Fluitende rupsen

De Vlinderstichting
22-DEC-2010 - In NRC van afgelopen zaterdag stond, op de kinderpagina, een boeiend stukje over fluitende rupsen. Een pijlstaartrups uit Amerika blijkt als afweer tegen vogels een hele hoge fluittoon te maken. Ook in Nederland komen rupsen voor die geluid maken.

Bericht uitgegeven door De Vlinderstichting op [publicatiedatum]

In NRC van afgelopen zaterdag stond, op de kinderpagina, een boeiend stukje van Frans van der Helm over fluitende rupsen. Een pijlstaartrups uit Amerika blijkt als afweer tegen vogels een hele hoge fluittoon te maken. Ook in Nederland komen rupsen voor die geluid maken.

Rups van bruine eikenpage met mieren (foto: Kars Veling)De onderzoekers hebben gekeken hoe die geluiden werden voortgebracht en kwamen tot de conclusie dat twee ademopeningen, die aan de zijkant van de rups zitten, hiervoor gebruikt werden. Om dat rupsen geen longen hebben kunnen ze niet, zoals wij, de lucht door die gaten blazen. Door hun lijfje als een soort accordeon te bewegen konden ze toch die toon produceren. De fluittoon klinkt als ze zich bedreigd voelen en is bedoeld om vogels, hun grootste vijanden, af te schrikken.
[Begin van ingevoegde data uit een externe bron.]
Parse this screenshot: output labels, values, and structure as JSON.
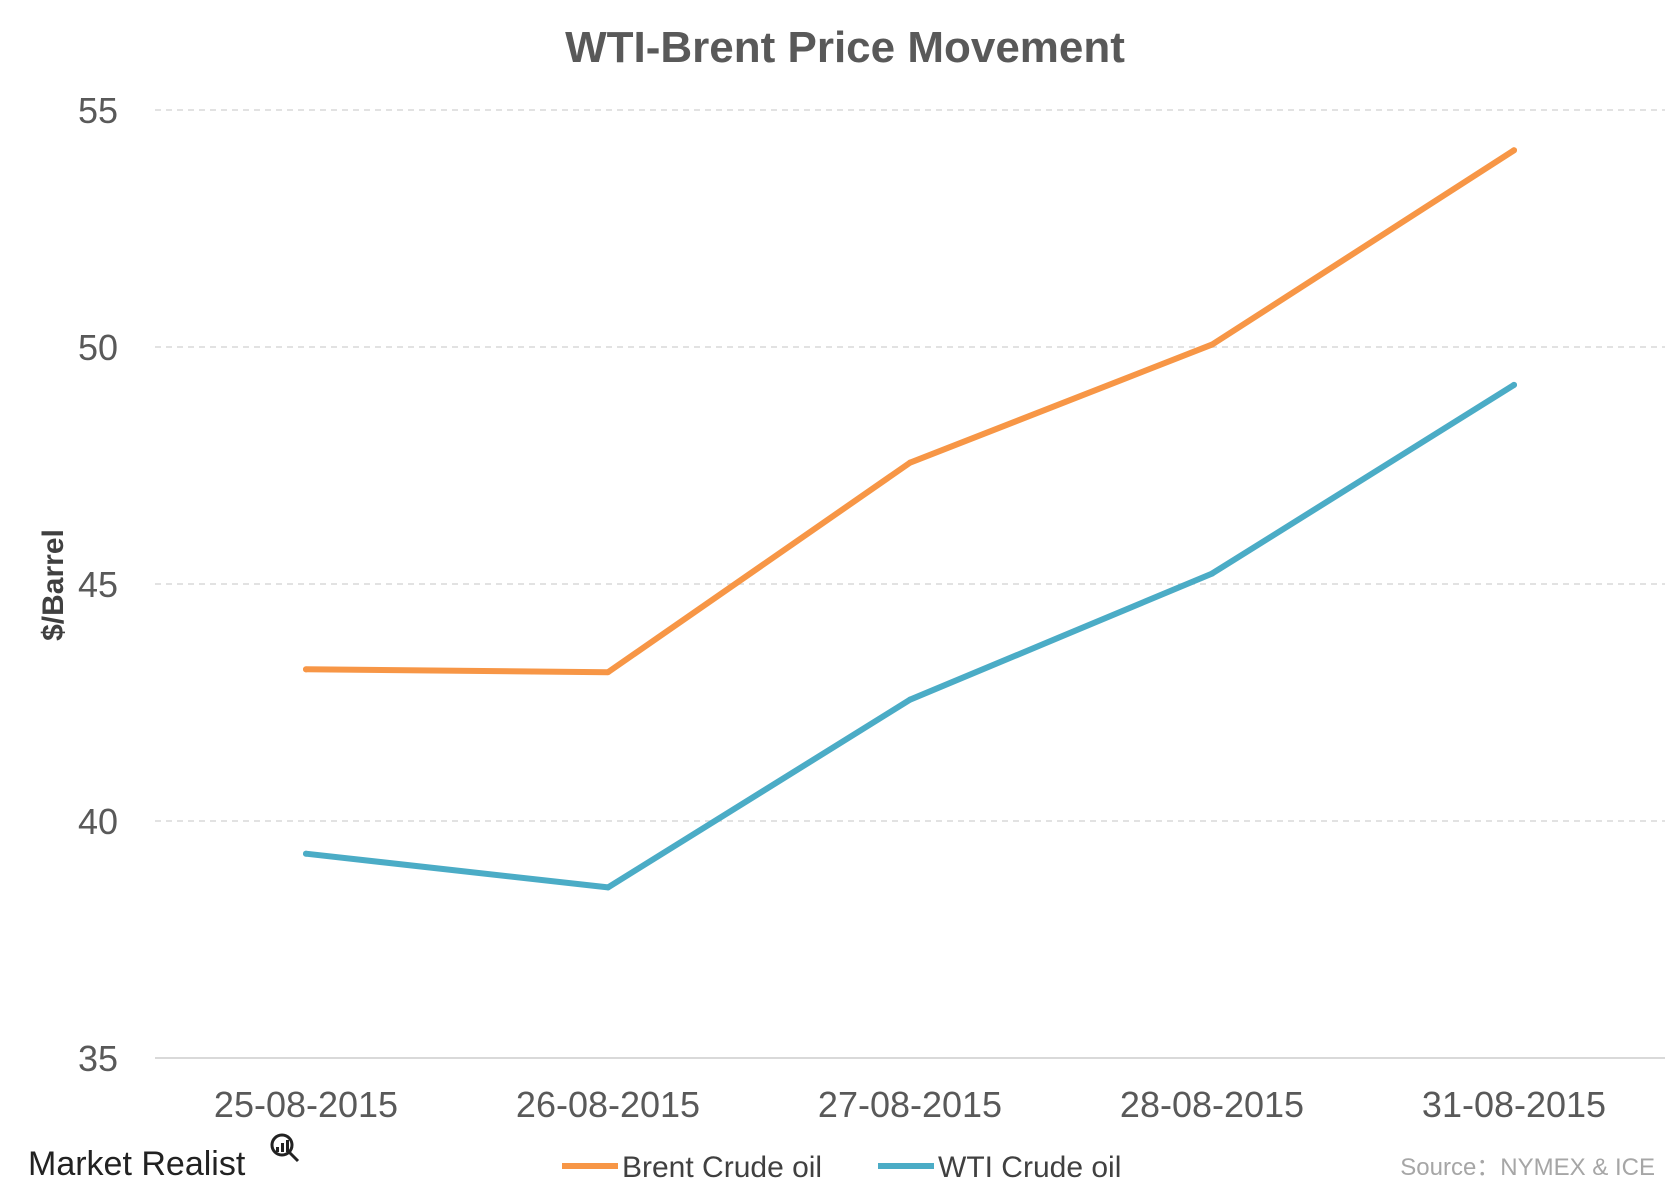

Van Nederlandse pijlstaartrupsen is dit trouwens ook bekend. Van Judith Bouma kreeg ik het verhaal dat jongetjes vroeger met kijkdozen langs de deuren gingen en dat ze mensen lieten schrikken van het geluid van de ligusterpijlstaartrups die in de doos zat. Er zijn hier ook andere rupsen die geluiden maken. Een aantal rupsen van blauwtjes en kleine pages leven samen met mieren. De geluiden die de rupsen maken zijn bedoeld om de mieren ‘gerust te stellen’, zodat deze er niet toe overgaan om de rupsen op te eten. De rupsen van het gentiaanblauwtje bijvoorbeeld verblijven van september tot juni in ondergrondse mierennesten van knoopmieren. Als er te weinig voedsel is vergrijpen ze zich zelfs aan het mierenbroed, maar door de geluiden die ze produceren, en het feit dat ze een lekkere zoete stof uitscheiden, worden ze door de mieren geaccepteerd.